Aku mulai menceritakan segala keresahanku pada Lala. Dia pun dengan seksama mendengarkan sambil sesekali menepuk pundakku untuk menguatkan.
Fi, aku ngerti apa yang kamu rasain. Pasti berat banget ya jadi kamu. Jadi anak perempuan pertama dengan adik-adik yang masih kecil dan semuanya bersekolah. I feel you, Fi. Langkah yang kamu ambil sudah tepat. Terlepas dari bagaimana tanggapan kedua orang tuamu juga beberapa orang di sekitarmu. Kamu sudah melakukan yang terbaik, Fi. Meski tidak selamanya mereka bisa memahamimu. Aku bangga banget sama kamu, Fi. Terima kasih ya sudah sekuat ini. Lala pun memelukku dengan erat.
Kata Lala lagi; Saranku kamu coba aja cari kerja dulu Fi, untuk menyambung pendidikanmu dan sedikit membantu perekonomian keluarga. Kerja apapun itu, yang penting bisa menghasilkan uang. Semua pekerjaan beresiko, Fi. Tinggal gimana kita menyikapinya. Pilih yang resikonya rendah dan tidak merugikan diri sendiri ya, Fi.
La, makasih banyak ya udah nenangin aku. Kalo ngga ada kamu aku ngga tau bakalan gimana. Mungkin aku udah nyerah sama hidup, kataku sambil mengusap mataku yang berkaca-kaca.

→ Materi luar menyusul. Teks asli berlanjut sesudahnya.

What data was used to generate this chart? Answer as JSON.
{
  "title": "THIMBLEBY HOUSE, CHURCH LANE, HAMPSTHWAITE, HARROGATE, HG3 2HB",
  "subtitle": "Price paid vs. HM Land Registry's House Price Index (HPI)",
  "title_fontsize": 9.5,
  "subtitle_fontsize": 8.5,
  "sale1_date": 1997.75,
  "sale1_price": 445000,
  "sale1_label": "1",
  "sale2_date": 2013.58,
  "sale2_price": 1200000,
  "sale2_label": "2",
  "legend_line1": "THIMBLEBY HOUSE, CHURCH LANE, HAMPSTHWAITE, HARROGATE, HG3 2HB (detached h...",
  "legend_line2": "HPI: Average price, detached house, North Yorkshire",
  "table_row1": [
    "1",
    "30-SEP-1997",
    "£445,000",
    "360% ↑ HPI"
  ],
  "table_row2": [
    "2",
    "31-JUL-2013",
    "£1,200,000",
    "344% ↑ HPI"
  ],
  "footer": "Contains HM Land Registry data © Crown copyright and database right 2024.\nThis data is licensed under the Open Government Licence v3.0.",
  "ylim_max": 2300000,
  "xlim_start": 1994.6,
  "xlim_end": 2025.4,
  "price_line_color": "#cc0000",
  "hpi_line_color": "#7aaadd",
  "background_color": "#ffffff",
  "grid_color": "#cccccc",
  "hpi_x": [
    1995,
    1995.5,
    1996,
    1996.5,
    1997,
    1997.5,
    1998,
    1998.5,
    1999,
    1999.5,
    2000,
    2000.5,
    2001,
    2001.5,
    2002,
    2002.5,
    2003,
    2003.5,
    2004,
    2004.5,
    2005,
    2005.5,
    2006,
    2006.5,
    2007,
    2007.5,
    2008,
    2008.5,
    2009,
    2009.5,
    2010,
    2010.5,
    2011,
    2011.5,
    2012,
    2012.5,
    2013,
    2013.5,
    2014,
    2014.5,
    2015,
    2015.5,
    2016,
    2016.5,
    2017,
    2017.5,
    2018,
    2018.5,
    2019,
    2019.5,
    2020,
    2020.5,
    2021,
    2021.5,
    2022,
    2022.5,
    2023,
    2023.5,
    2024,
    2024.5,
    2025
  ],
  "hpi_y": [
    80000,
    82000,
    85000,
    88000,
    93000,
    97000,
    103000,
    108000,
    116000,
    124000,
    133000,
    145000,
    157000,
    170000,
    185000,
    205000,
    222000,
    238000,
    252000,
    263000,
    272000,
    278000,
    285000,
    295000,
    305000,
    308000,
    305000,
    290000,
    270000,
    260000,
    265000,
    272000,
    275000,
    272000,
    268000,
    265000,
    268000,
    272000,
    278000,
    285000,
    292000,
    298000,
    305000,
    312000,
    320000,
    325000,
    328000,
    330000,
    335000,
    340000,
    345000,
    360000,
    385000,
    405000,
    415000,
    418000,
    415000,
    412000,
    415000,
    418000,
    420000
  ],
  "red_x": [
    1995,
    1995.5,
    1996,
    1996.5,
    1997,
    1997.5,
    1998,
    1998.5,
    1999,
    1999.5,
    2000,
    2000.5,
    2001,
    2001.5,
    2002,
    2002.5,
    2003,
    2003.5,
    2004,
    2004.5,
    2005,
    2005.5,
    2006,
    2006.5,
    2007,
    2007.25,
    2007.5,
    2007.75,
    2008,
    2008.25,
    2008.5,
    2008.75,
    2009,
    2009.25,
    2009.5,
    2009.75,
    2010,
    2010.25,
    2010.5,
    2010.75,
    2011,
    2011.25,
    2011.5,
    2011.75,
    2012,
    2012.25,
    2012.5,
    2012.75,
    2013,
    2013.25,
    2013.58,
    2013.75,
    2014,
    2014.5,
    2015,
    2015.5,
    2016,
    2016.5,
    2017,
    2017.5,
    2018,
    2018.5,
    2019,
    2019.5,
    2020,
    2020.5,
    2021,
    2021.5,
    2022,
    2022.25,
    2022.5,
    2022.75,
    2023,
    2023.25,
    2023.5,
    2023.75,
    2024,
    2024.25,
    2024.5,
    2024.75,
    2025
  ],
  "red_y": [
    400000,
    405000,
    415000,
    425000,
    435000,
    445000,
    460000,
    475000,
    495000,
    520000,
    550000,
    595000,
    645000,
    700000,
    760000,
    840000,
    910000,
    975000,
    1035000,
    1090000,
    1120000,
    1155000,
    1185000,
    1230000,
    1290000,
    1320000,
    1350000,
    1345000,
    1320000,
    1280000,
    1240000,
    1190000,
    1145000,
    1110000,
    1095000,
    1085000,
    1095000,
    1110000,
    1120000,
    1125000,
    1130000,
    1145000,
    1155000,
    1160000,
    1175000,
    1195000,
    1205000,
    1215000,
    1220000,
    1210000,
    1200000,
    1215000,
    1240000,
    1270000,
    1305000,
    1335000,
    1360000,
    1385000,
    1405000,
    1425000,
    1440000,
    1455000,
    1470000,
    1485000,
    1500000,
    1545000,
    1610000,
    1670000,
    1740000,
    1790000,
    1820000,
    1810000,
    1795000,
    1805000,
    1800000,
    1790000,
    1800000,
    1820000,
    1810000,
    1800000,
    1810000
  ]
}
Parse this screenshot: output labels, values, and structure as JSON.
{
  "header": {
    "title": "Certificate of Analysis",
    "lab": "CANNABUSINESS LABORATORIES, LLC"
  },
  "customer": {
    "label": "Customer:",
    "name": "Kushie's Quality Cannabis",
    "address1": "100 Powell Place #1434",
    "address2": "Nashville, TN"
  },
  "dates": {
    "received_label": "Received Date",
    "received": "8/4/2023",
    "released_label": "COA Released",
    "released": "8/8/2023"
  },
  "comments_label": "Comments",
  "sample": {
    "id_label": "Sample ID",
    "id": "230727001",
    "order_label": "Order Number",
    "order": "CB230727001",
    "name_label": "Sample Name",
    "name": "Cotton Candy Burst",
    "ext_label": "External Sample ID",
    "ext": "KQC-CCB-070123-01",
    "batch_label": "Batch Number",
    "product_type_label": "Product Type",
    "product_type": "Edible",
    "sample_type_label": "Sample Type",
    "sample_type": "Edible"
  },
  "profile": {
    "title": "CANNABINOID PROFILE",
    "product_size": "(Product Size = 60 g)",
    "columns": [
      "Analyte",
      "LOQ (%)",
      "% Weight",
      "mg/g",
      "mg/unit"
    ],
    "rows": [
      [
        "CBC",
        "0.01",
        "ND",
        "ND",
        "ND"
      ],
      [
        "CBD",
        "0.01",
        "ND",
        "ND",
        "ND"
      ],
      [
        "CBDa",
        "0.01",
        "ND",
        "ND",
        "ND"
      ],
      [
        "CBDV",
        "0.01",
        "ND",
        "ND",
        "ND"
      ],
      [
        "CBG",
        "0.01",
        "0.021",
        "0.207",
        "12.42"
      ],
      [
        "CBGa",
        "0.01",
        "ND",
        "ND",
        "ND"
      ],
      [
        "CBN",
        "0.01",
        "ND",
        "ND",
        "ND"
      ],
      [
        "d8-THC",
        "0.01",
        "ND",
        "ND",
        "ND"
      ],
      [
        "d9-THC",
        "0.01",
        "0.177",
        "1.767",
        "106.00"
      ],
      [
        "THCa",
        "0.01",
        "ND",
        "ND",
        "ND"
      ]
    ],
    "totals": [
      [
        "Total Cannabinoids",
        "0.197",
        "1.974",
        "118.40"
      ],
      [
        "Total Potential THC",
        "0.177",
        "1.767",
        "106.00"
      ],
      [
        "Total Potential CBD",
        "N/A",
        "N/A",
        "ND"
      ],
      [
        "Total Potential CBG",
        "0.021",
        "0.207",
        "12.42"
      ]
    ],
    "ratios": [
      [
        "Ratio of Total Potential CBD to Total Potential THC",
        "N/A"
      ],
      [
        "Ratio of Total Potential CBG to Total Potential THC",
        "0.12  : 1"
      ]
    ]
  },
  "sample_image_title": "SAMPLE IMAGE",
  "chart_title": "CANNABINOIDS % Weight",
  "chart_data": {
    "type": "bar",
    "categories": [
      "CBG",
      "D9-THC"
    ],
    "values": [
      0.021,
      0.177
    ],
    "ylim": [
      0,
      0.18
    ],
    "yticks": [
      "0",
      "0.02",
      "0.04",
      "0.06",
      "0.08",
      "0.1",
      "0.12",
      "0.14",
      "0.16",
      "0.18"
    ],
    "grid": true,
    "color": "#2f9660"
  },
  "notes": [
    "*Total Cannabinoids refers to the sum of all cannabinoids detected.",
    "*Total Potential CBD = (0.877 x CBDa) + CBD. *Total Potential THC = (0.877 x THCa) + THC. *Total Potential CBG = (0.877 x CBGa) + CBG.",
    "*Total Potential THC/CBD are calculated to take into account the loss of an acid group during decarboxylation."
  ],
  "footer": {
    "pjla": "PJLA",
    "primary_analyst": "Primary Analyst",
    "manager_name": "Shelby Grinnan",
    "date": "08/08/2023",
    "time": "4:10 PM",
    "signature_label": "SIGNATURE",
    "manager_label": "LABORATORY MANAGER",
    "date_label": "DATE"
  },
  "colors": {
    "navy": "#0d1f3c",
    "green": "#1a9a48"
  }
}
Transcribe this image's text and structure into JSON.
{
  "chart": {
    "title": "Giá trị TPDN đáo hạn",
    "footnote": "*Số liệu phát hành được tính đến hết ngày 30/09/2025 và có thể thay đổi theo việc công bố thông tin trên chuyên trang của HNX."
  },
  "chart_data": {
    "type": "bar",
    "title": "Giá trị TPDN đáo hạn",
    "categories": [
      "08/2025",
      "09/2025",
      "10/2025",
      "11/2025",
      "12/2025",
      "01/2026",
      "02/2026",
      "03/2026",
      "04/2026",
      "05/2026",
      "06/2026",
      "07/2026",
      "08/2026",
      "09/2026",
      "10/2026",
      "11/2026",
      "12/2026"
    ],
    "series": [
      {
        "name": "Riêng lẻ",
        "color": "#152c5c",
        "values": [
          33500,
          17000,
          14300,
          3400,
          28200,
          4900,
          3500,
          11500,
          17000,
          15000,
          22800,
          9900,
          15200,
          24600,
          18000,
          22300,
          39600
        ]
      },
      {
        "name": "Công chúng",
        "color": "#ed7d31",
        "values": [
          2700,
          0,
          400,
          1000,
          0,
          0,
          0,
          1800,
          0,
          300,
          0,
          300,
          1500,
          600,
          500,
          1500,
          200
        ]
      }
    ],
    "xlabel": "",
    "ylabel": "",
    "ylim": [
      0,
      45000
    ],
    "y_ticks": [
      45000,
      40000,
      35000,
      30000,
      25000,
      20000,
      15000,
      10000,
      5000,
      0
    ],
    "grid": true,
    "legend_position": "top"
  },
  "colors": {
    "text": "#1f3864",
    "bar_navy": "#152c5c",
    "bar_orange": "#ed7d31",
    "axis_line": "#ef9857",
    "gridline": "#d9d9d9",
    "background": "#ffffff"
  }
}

Iya, Fi sama-sama. Jangan sungkan cerita ke aku ya kalo ada apa-apa. Jangan merasa sendirian, ada aku disini, ucap Lala lagi.
Sepulang dari ketemu Lala, aku memutuskan untuk segera mencari info loker di platform online. Kusingkapkan segala rasa gengsi demi masa depan yang sempat tertunda. Aku akan bekerja keras untuk kemudian menyambung masa depanku menjadi lebih cerah, tekadku dalam hati.
Dan kini, aku sudah resmi menjadi bekerja. Meskipun dengan gaji yang belum bisa dibilang cukup, aku tetap menjalaninya sembari mencari pekerjaan yang lebih layak. Segera menghilang dari kehidupan rumah yang sangat memuakkan. Bukan aku tidak ingin dirumah dan membantu orang tua, hanya saja aku masih mempunyai kehidupan yang harus terus ku upayakan. Begitu sulit menjadi sandwich generation sepertiku. Andai saja tidak kuat, mungkin aku sudah menyerah sejak dulu. Kehidupan tidak selalu indah, tapi kuharap suatu hari nanti aku akan memetik hasil dari usaha yang telah ku usahakan sejak kini. Semoga segera terwujud segala angan dan cita-cita. Terima kasih diriku, terima kasih sudah sekuat dan sehebat ini. Pround of you.